Ease of preparation rating: Medium
Yield: 2-4 servings
Ingredients:
6 patty pan squash
5 tablespoons (75 ml) olive oil, divided + more for grill
½ cup (120 ml) grated Parmesan cheese
Filling
½ cup (120 ml) diced shallots
¾ cup (180 ml) diced carrots
¾ cup (180 ml) diced celery
2 cloves garlic, minced
1 ½ cups (360 ml) chopped mushrooms
½ cup (120 ml) chopped toasted pecans
1 ½ tablespoons (22.5 ml) chopped fresh thyme leaves
Salt and pepper
Garnish
Olive oil
Chopped fresh thyme leaves
Grated Parmesan cheese
Method:
Preheat grill to medium-high.
Cut ½-inch (1.25 cm) off the top of the patty pan shell and scoop out the flesh.

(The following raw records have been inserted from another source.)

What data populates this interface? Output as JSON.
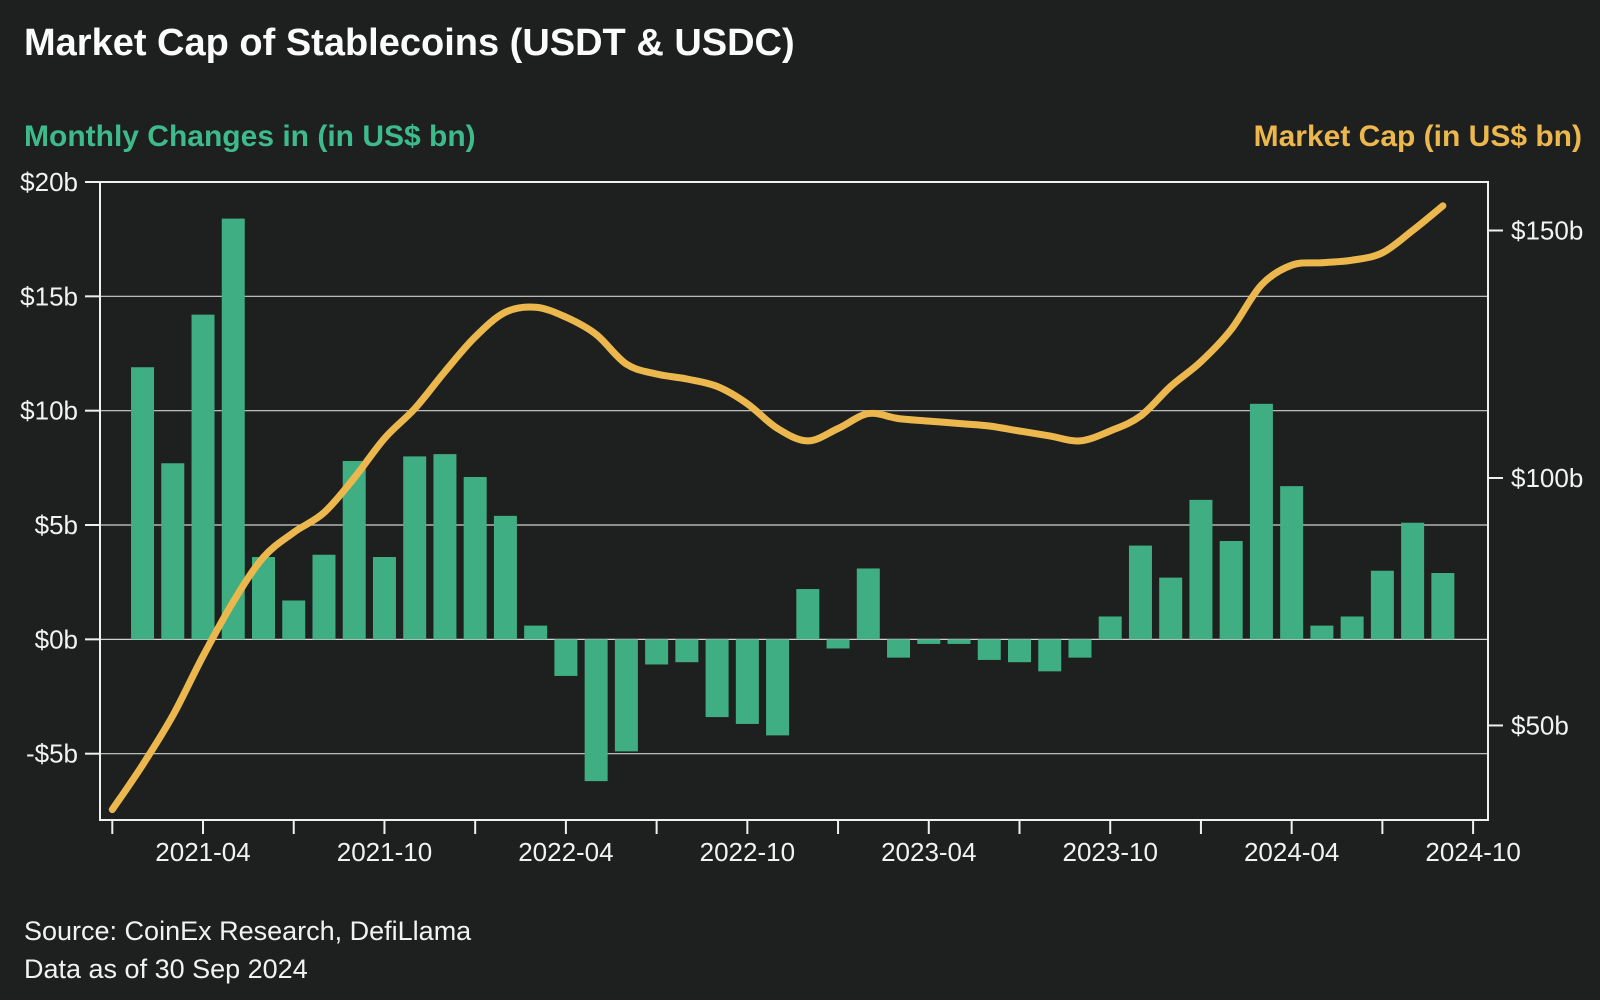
{
  "header": {
    "title": "Market Cap of Stablecoins (USDT & USDC)",
    "left_series_label": "Monthly Changes in (in US$ bn)",
    "right_series_label": "Market Cap (in US$ bn)"
  },
  "footer": {
    "source": "Source: CoinEx Research, DefiLlama",
    "as_of": "Data as of 30 Sep 2024"
  },
  "colors": {
    "background": "#1e201f",
    "bar": "#3fae82",
    "line": "#ecb84e",
    "grid": "#d0d0d0",
    "border": "#f0f0f0",
    "tick_text": "#f2f2f2",
    "green_label": "#3dbb8c",
    "gold_label": "#ecb84e"
  },
  "chart_data": {
    "type": "bar+line dual-axis",
    "title": "Market Cap of Stablecoins (USDT & USDC)",
    "grid": "horizontal gridlines at left-axis ticks",
    "legend_position": "labels above chart (left green = bars, right gold = line)",
    "x_axis": {
      "domain_start": "2021-01",
      "domain_end": "2024-10",
      "labeled_ticks": [
        "2021-04",
        "2021-10",
        "2022-04",
        "2022-10",
        "2023-04",
        "2023-10",
        "2024-04",
        "2024-10"
      ],
      "minor_ticks": [
        "2021-01",
        "2021-07",
        "2022-01",
        "2022-07",
        "2023-01",
        "2023-07",
        "2024-01",
        "2024-07"
      ]
    },
    "left_axis": {
      "title": "Monthly Changes in (in US$ bn)",
      "tick_labels": [
        "$20b",
        "$15b",
        "$10b",
        "$5b",
        "$0b",
        "-$5b"
      ],
      "tick_values": [
        20,
        15,
        10,
        5,
        0,
        -5
      ],
      "range": [
        -7.9,
        20
      ]
    },
    "right_axis": {
      "title": "Market Cap (in US$ bn)",
      "tick_labels": [
        "$150b",
        "$100b",
        "$50b"
      ],
      "tick_values": [
        150,
        100,
        50
      ],
      "range": [
        30.9,
        159.8
      ]
    },
    "bars": {
      "name": "Monthly Changes in (in US$ bn)",
      "axis": "left",
      "unit": "US$ bn",
      "data": [
        {
          "month": "2021-02",
          "value": 11.9
        },
        {
          "month": "2021-03",
          "value": 7.7
        },
        {
          "month": "2021-04",
          "value": 14.2
        },
        {
          "month": "2021-05",
          "value": 18.4
        },
        {
          "month": "2021-06",
          "value": 3.6
        },
        {
          "month": "2021-07",
          "value": 1.7
        },
        {
          "month": "2021-08",
          "value": 3.7
        },
        {
          "month": "2021-09",
          "value": 7.8
        },
        {
          "month": "2021-10",
          "value": 3.6
        },
        {
          "month": "2021-11",
          "value": 8.0
        },
        {
          "month": "2021-12",
          "value": 8.1
        },
        {
          "month": "2022-01",
          "value": 7.1
        },
        {
          "month": "2022-02",
          "value": 5.4
        },
        {
          "month": "2022-03",
          "value": 0.6
        },
        {
          "month": "2022-04",
          "value": -1.6
        },
        {
          "month": "2022-05",
          "value": -6.2
        },
        {
          "month": "2022-06",
          "value": -4.9
        },
        {
          "month": "2022-07",
          "value": -1.1
        },
        {
          "month": "2022-08",
          "value": -1.0
        },
        {
          "month": "2022-09",
          "value": -3.4
        },
        {
          "month": "2022-10",
          "value": -3.7
        },
        {
          "month": "2022-11",
          "value": -4.2
        },
        {
          "month": "2022-12",
          "value": 2.2
        },
        {
          "month": "2023-01",
          "value": -0.4
        },
        {
          "month": "2023-02",
          "value": 3.1
        },
        {
          "month": "2023-03",
          "value": -0.8
        },
        {
          "month": "2023-04",
          "value": -0.2
        },
        {
          "month": "2023-05",
          "value": -0.2
        },
        {
          "month": "2023-06",
          "value": -0.9
        },
        {
          "month": "2023-07",
          "value": -1.0
        },
        {
          "month": "2023-08",
          "value": -1.4
        },
        {
          "month": "2023-09",
          "value": -0.8
        },
        {
          "month": "2023-10",
          "value": 1.0
        },
        {
          "month": "2023-11",
          "value": 4.1
        },
        {
          "month": "2023-12",
          "value": 2.7
        },
        {
          "month": "2024-01",
          "value": 6.1
        },
        {
          "month": "2024-02",
          "value": 4.3
        },
        {
          "month": "2024-03",
          "value": 10.3
        },
        {
          "month": "2024-04",
          "value": 6.7
        },
        {
          "month": "2024-05",
          "value": 0.6
        },
        {
          "month": "2024-06",
          "value": 1.0
        },
        {
          "month": "2024-07",
          "value": 3.0
        },
        {
          "month": "2024-08",
          "value": 5.1
        },
        {
          "month": "2024-09",
          "value": 2.9
        }
      ]
    },
    "line": {
      "name": "Market Cap (in US$ bn)",
      "axis": "right",
      "unit": "US$ bn",
      "data": [
        {
          "month": "2021-01",
          "value": 33
        },
        {
          "month": "2021-02",
          "value": 42
        },
        {
          "month": "2021-03",
          "value": 52
        },
        {
          "month": "2021-04",
          "value": 64
        },
        {
          "month": "2021-05",
          "value": 75
        },
        {
          "month": "2021-06",
          "value": 84
        },
        {
          "month": "2021-07",
          "value": 89
        },
        {
          "month": "2021-08",
          "value": 93
        },
        {
          "month": "2021-09",
          "value": 100
        },
        {
          "month": "2021-10",
          "value": 108
        },
        {
          "month": "2021-11",
          "value": 114
        },
        {
          "month": "2021-12",
          "value": 121.5
        },
        {
          "month": "2022-01",
          "value": 128.5
        },
        {
          "month": "2022-02",
          "value": 133.5
        },
        {
          "month": "2022-03",
          "value": 134.5
        },
        {
          "month": "2022-04",
          "value": 132.5
        },
        {
          "month": "2022-05",
          "value": 129
        },
        {
          "month": "2022-06",
          "value": 123
        },
        {
          "month": "2022-07",
          "value": 121
        },
        {
          "month": "2022-08",
          "value": 120
        },
        {
          "month": "2022-09",
          "value": 118.5
        },
        {
          "month": "2022-10",
          "value": 115
        },
        {
          "month": "2022-11",
          "value": 110
        },
        {
          "month": "2022-12",
          "value": 107.5
        },
        {
          "month": "2023-01",
          "value": 110
        },
        {
          "month": "2023-02",
          "value": 113
        },
        {
          "month": "2023-03",
          "value": 112
        },
        {
          "month": "2023-04",
          "value": 111.5
        },
        {
          "month": "2023-05",
          "value": 111
        },
        {
          "month": "2023-06",
          "value": 110.5
        },
        {
          "month": "2023-07",
          "value": 109.5
        },
        {
          "month": "2023-08",
          "value": 108.5
        },
        {
          "month": "2023-09",
          "value": 107.5
        },
        {
          "month": "2023-10",
          "value": 109.5
        },
        {
          "month": "2023-11",
          "value": 112.5
        },
        {
          "month": "2023-12",
          "value": 118.5
        },
        {
          "month": "2024-01",
          "value": 123.5
        },
        {
          "month": "2024-02",
          "value": 130
        },
        {
          "month": "2024-03",
          "value": 139
        },
        {
          "month": "2024-04",
          "value": 143
        },
        {
          "month": "2024-05",
          "value": 143.5
        },
        {
          "month": "2024-06",
          "value": 144
        },
        {
          "month": "2024-07",
          "value": 145.5
        },
        {
          "month": "2024-08",
          "value": 150
        },
        {
          "month": "2024-09",
          "value": 155
        }
      ]
    }
  }
}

Discard the seeds and chop up the flesh. Brush the exterior and interior of the patty pans with 2 tablespoons (30 ml) of olive oil. Brush the grill with oil. Place the patty pans, flesh side down, on the grill. Cook for 3-4 minutes or until nice grill marks have appeared. Remove from grill.
Heat remaining olive oil to the saucepan. Add shallots, carrots, and celery, and cook for 2-3 minutes. Add garlic, stir and cook until soft. Add mushrooms and chopped patty pan flesh and cook for 4-5 minutes. Add pecans and thyme. Season with salt and pepper. Remove from heat.
Using a spoon, fill the patty pan shells until overflowing with filling. Sprinkle with freshly grated Parmesan. Replace stuffed patty pans on the hot grill, close lid, and cook for 4-5 minutes.
Remove patty pans from grill. Drizzle with olive oil, top with grated Parmesan and fresh thyme.